My biggest and most recent breakthrough was realizing that the leaf data objects were like ::std::auto_ptr objects. I didn't want to force heap use, so I needed the data about a leaf to be copyable. But I didn't want to have to have any kind of silly reference counts or anything like that. So that meant I needed it to be moveable, not copyable. Just like auto_ptr. But auto_ptr is a klduge in C++. In C++0x there is a very nice concept called rvalue references that let you implement move semantics very cleanly.

It took me awhile to realize I wanted move semantics. I kept on beating on the interface and coming up with usage scenarios that were just awkward and broken. Once I figured it out, things went a lot easier.

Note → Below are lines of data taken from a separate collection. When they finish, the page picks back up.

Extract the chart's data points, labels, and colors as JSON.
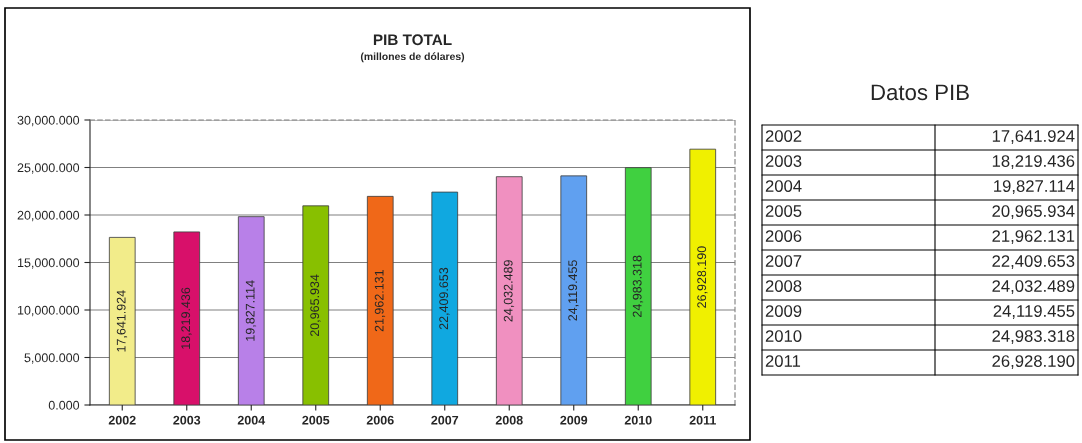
{
  "chart_data": {
    "type": "bar",
    "title": "PIB TOTAL",
    "subtitle": "(millones de dólares)",
    "categories": [
      "2002",
      "2003",
      "2004",
      "2005",
      "2006",
      "2007",
      "2008",
      "2009",
      "2010",
      "2011"
    ],
    "values": [
      17641.924,
      18219.436,
      19827.114,
      20965.934,
      21962.131,
      22409.653,
      24032.489,
      24119.455,
      24983.318,
      26928.19
    ],
    "colors": [
      "#f2ec8a",
      "#d8106a",
      "#b880e8",
      "#88c000",
      "#f06818",
      "#10a8e0",
      "#f090c0",
      "#60a0f0",
      "#40d040",
      "#f0f000"
    ],
    "value_labels": [
      "17,641.924",
      "18,219.436",
      "19,827.114",
      "20,965.934",
      "21,962.131",
      "22,409.653",
      "24,032.489",
      "24,119.455",
      "24,983.318",
      "26,928.190"
    ],
    "ylim": [
      0,
      30000
    ],
    "yticks": [
      {
        "value": 0,
        "label": "0.000"
      },
      {
        "value": 5000,
        "label": "5,000.000"
      },
      {
        "value": 10000,
        "label": "10,000.000"
      },
      {
        "value": 15000,
        "label": "15,000.000"
      },
      {
        "value": 20000,
        "label": "20,000.000"
      },
      {
        "value": 25000,
        "label": "25,000.000"
      },
      {
        "value": 30000,
        "label": "30,000.000"
      }
    ],
    "grid": "y",
    "annotations": [
      "Datos PIB"
    ]
  }
}
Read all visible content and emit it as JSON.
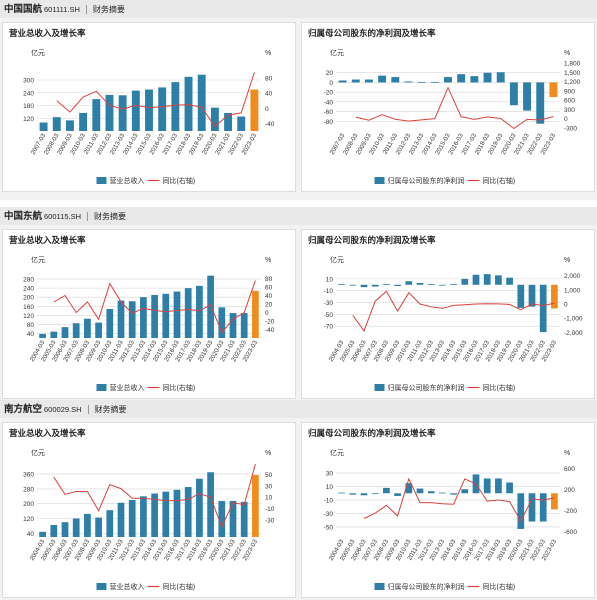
{
  "colors": {
    "bar": "#2e7fa8",
    "highlight": "#f08c1e",
    "line": "#d9423c",
    "grid": "#d6d6d6"
  },
  "sections": [
    {
      "company": "中国国航",
      "code": "601111.SH",
      "tab": "财务摘要"
    },
    {
      "company": "中国东航",
      "code": "600115.SH",
      "tab": "财务摘要"
    },
    {
      "company": "南方航空",
      "code": "600029.SH",
      "tab": "财务摘要"
    }
  ],
  "chart_data": [
    {
      "id": "airchina-rev",
      "type": "bar",
      "title": "营业总收入及增长率",
      "left_unit": "亿元",
      "right_unit": "%",
      "categories": [
        "2007-03",
        "2008-03",
        "2009-03",
        "2010-03",
        "2011-03",
        "2012-03",
        "2013-03",
        "2014-03",
        "2015-03",
        "2016-03",
        "2017-03",
        "2018-03",
        "2019-03",
        "2020-03",
        "2021-03",
        "2022-03",
        "2023-03"
      ],
      "series": [
        {
          "name": "营业总收入",
          "axis": "left",
          "values": [
            100,
            125,
            110,
            145,
            210,
            230,
            228,
            250,
            255,
            265,
            290,
            315,
            325,
            170,
            145,
            128,
            255
          ],
          "highlight_last": true
        },
        {
          "name": "同比(右轴)",
          "axis": "right",
          "type": "line",
          "values": [
            null,
            20,
            -10,
            30,
            45,
            8,
            -2,
            8,
            2,
            4,
            8,
            10,
            3,
            -48,
            -18,
            -12,
            95
          ]
        }
      ],
      "ylim_left": [
        60,
        380
      ],
      "yticks_left": [
        120,
        180,
        240,
        300
      ],
      "ylim_right": [
        -60,
        120
      ],
      "yticks_right": [
        -40,
        0,
        40,
        80
      ]
    },
    {
      "id": "airchina-np",
      "type": "bar",
      "title": "归属母公司股东的净利润及增长率",
      "left_unit": "亿元",
      "right_unit": "%",
      "categories": [
        "2007-03",
        "2008-03",
        "2009-03",
        "2010-03",
        "2011-03",
        "2012-03",
        "2013-03",
        "2014-03",
        "2015-03",
        "2016-03",
        "2017-03",
        "2018-03",
        "2019-03",
        "2020-03",
        "2021-03",
        "2022-03",
        "2023-03"
      ],
      "series": [
        {
          "name": "归属母公司股东的净利润",
          "axis": "left",
          "values": [
            4,
            6,
            6,
            14,
            11,
            2,
            1,
            1,
            11,
            17,
            13,
            20,
            21,
            -47,
            -58,
            -85,
            -30
          ],
          "highlight_last": true
        },
        {
          "name": "同比(右轴)",
          "axis": "right",
          "type": "line",
          "values": [
            null,
            50,
            -50,
            130,
            -20,
            -80,
            -40,
            0,
            1000,
            60,
            -25,
            55,
            5,
            -320,
            -25,
            -45,
            65
          ]
        }
      ],
      "ylim_left": [
        -100,
        40
      ],
      "yticks_left": [
        -80,
        -60,
        -40,
        -20,
        0,
        20
      ],
      "ylim_right": [
        -400,
        1800
      ],
      "yticks_right": [
        -300,
        0,
        300,
        600,
        900,
        1200,
        1500,
        1800
      ]
    },
    {
      "id": "ceair-rev",
      "type": "bar",
      "title": "营业总收入及增长率",
      "left_unit": "亿元",
      "right_unit": "%",
      "categories": [
        "2004-03",
        "2005-03",
        "2006-03",
        "2007-03",
        "2008-03",
        "2009-03",
        "2010-03",
        "2011-03",
        "2012-03",
        "2013-03",
        "2014-03",
        "2015-03",
        "2016-03",
        "2017-03",
        "2018-03",
        "2019-03",
        "2020-03",
        "2021-03",
        "2022-03",
        "2023-03"
      ],
      "series": [
        {
          "name": "营业总收入",
          "axis": "left",
          "values": [
            38,
            48,
            68,
            85,
            105,
            88,
            148,
            185,
            182,
            200,
            210,
            215,
            225,
            240,
            250,
            295,
            155,
            130,
            130,
            228
          ],
          "highlight_last": true
        },
        {
          "name": "同比(右轴)",
          "axis": "right",
          "type": "line",
          "values": [
            null,
            25,
            40,
            0,
            25,
            -16,
            68,
            25,
            -2,
            10,
            5,
            2,
            5,
            7,
            4,
            18,
            -47,
            -16,
            0,
            75
          ]
        }
      ],
      "ylim_left": [
        20,
        320
      ],
      "yticks_left": [
        40,
        80,
        120,
        160,
        200,
        240,
        280
      ],
      "ylim_right": [
        -60,
        100
      ],
      "yticks_right": [
        -40,
        -20,
        0,
        20,
        40,
        60,
        80
      ]
    },
    {
      "id": "ceair-np",
      "type": "bar",
      "title": "归属母公司股东的净利润及增长率",
      "left_unit": "亿元",
      "right_unit": "%",
      "categories": [
        "2004-03",
        "2005-03",
        "2006-03",
        "2007-03",
        "2008-03",
        "2009-03",
        "2010-03",
        "2011-03",
        "2012-03",
        "2013-03",
        "2014-03",
        "2015-03",
        "2016-03",
        "2017-03",
        "2018-03",
        "2019-03",
        "2020-03",
        "2021-03",
        "2022-03",
        "2023-03"
      ],
      "series": [
        {
          "name": "归属母公司股东的净利润",
          "axis": "left",
          "values": [
            1,
            -1,
            -4,
            -3,
            1,
            -2,
            6,
            3,
            1,
            -1,
            1,
            10,
            17,
            18,
            16,
            12,
            -39,
            -37,
            -80,
            -40
          ],
          "highlight_last": true
        },
        {
          "name": "同比(右轴)",
          "axis": "right",
          "type": "line",
          "values": [
            null,
            -800,
            -1900,
            200,
            900,
            -500,
            800,
            0,
            -200,
            -300,
            -100,
            -50,
            0,
            20,
            10,
            -30,
            -400,
            5,
            -110,
            50
          ]
        }
      ],
      "ylim_left": [
        -90,
        25
      ],
      "yticks_left": [
        -70,
        -50,
        -30,
        -10,
        10
      ],
      "ylim_right": [
        -2400,
        2400
      ],
      "yticks_right": [
        -2000,
        -1000,
        0,
        1000,
        2000
      ]
    },
    {
      "id": "csair-rev",
      "type": "bar",
      "title": "营业总收入及增长率",
      "left_unit": "亿元",
      "right_unit": "%",
      "categories": [
        "2004-03",
        "2005-03",
        "2006-03",
        "2007-03",
        "2008-03",
        "2009-03",
        "2010-03",
        "2011-03",
        "2012-03",
        "2013-03",
        "2014-03",
        "2015-03",
        "2016-03",
        "2017-03",
        "2018-03",
        "2019-03",
        "2020-03",
        "2021-03",
        "2022-03",
        "2023-03"
      ],
      "series": [
        {
          "name": "营业总收入",
          "axis": "left",
          "values": [
            48,
            85,
            100,
            120,
            145,
            125,
            165,
            205,
            220,
            240,
            255,
            265,
            275,
            290,
            335,
            370,
            215,
            215,
            210,
            355
          ],
          "highlight_last": true
        },
        {
          "name": "同比(右轴)",
          "axis": "right",
          "type": "line",
          "values": [
            null,
            45,
            15,
            20,
            20,
            -14,
            32,
            25,
            8,
            8,
            6,
            4,
            4,
            6,
            16,
            10,
            -42,
            0,
            -3,
            68
          ]
        }
      ],
      "ylim_left": [
        20,
        420
      ],
      "yticks_left": [
        40,
        120,
        200,
        280,
        360
      ],
      "ylim_right": [
        -60,
        70
      ],
      "yticks_right": [
        -30,
        -10,
        10,
        30,
        50
      ]
    },
    {
      "id": "csair-np",
      "type": "bar",
      "title": "归属母公司股东的净利润及增长率",
      "left_unit": "亿元",
      "right_unit": "%",
      "categories": [
        "2004-03",
        "2005-03",
        "2006-03",
        "2007-03",
        "2008-03",
        "2009-03",
        "2010-03",
        "2011-03",
        "2012-03",
        "2013-03",
        "2014-03",
        "2015-03",
        "2016-03",
        "2017-03",
        "2018-03",
        "2019-03",
        "2020-03",
        "2021-03",
        "2022-03",
        "2023-03"
      ],
      "series": [
        {
          "name": "归属母公司股东的净利润",
          "axis": "left",
          "values": [
            1,
            -2,
            -3,
            -1,
            8,
            -4,
            15,
            7,
            3,
            1,
            -2,
            6,
            28,
            22,
            22,
            16,
            -53,
            -42,
            -42,
            -24
          ],
          "highlight_last": true
        },
        {
          "name": "同比(右轴)",
          "axis": "right",
          "type": "line",
          "values": [
            null,
            null,
            -350,
            -250,
            -100,
            -300,
            400,
            -50,
            -50,
            -70,
            -80,
            400,
            300,
            -20,
            0,
            -30,
            -400,
            20,
            0,
            40
          ]
        }
      ],
      "ylim_left": [
        -65,
        45
      ],
      "yticks_left": [
        -50,
        -30,
        -10,
        10,
        30
      ],
      "ylim_right": [
        -700,
        700
      ],
      "yticks_right": [
        -600,
        -200,
        200,
        600
      ]
    }
  ]
}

Here is a link to what I finally came up with: skeintreepp.hpp.

Syndicated 2009-06-27 07:22:29 (Updated 2009-06-27 17:42:23) from Lover of Ideas

14 Jun 2009 (updated 14 Jun 2009 at 10:18 UTC) »

Number puzzle

Many years ago I was presented with an interesting puzzle. I did not solve it. I had to be told the answer. It is a very simple answer, but it isn't dumb. Figuring it out requires a significant leap of lateral thinking.

I figured I'd put it here for the amusement of others. Comments will be screened. I will eventually reveal the correct answer, but it may be a few months. :-) And now for the puzzle itself:

What is the next number in this sequence?

  • 10
  • 11
  • 12
  • 13
  • 14
  • 15
  • 16
  • 17
  • 20
  • 22
  • 24
  • 31
  • 100
  • 121

Syndicated 2009-06-14 09:08:24 (Updated 2009-06-14 09:09:35) from Lover of Ideas

What I've been up to for the past few days

Well, actually, a whole lot of stuff, including spending some time with [info]klicrai and someone who tends to go by Crymerci online, but doesn't have an active LJ.

But, the topic of this LJ entry is the work I've been doing on creating a nice C++ interface for Skein, Bruce Schneier and friends entry into the NIST SHA-3 competition.

Anyway, I'm basing my work on the code in their NIST submission. And, as I said before, it's a nice C++ wrapper for Skein that attempts to give access to all of Skein's nifty features that are in excess of the NIST requirements. It's a hash function, it's a PRNG, it's a MAC algorithm! No, it's Skein!

One kind of gets the impression that Bruce and company are miffed by the fact that Rijndael was chosen over Twofish for the AES competition. And their response was to create a new algorithm that was faster, probably more secure, inordinately flexible and impossible to level the "it's too complicated to analyze effectively" criticism against. That criticism was one of the reasons Twofish wasn't selected in the AES competition.

Syndicated 2009-05-24 01:36:58 from Lover of Ideas

Statistical patterns in primes

There is an interesting new result showing that the distribution of prime numbers obeys a modified version of Benford's Law. The result also shows that another sequence who's distribution is somehow fundamentally related to the distribution of primes, the 0s of the Reimann zeta function.

It is my feeling that results like this do not strongly affect the usefulness of prime number based cryptography algorithms like RSA. But this is just a guess on my part. Does anybody have a more definitive answer?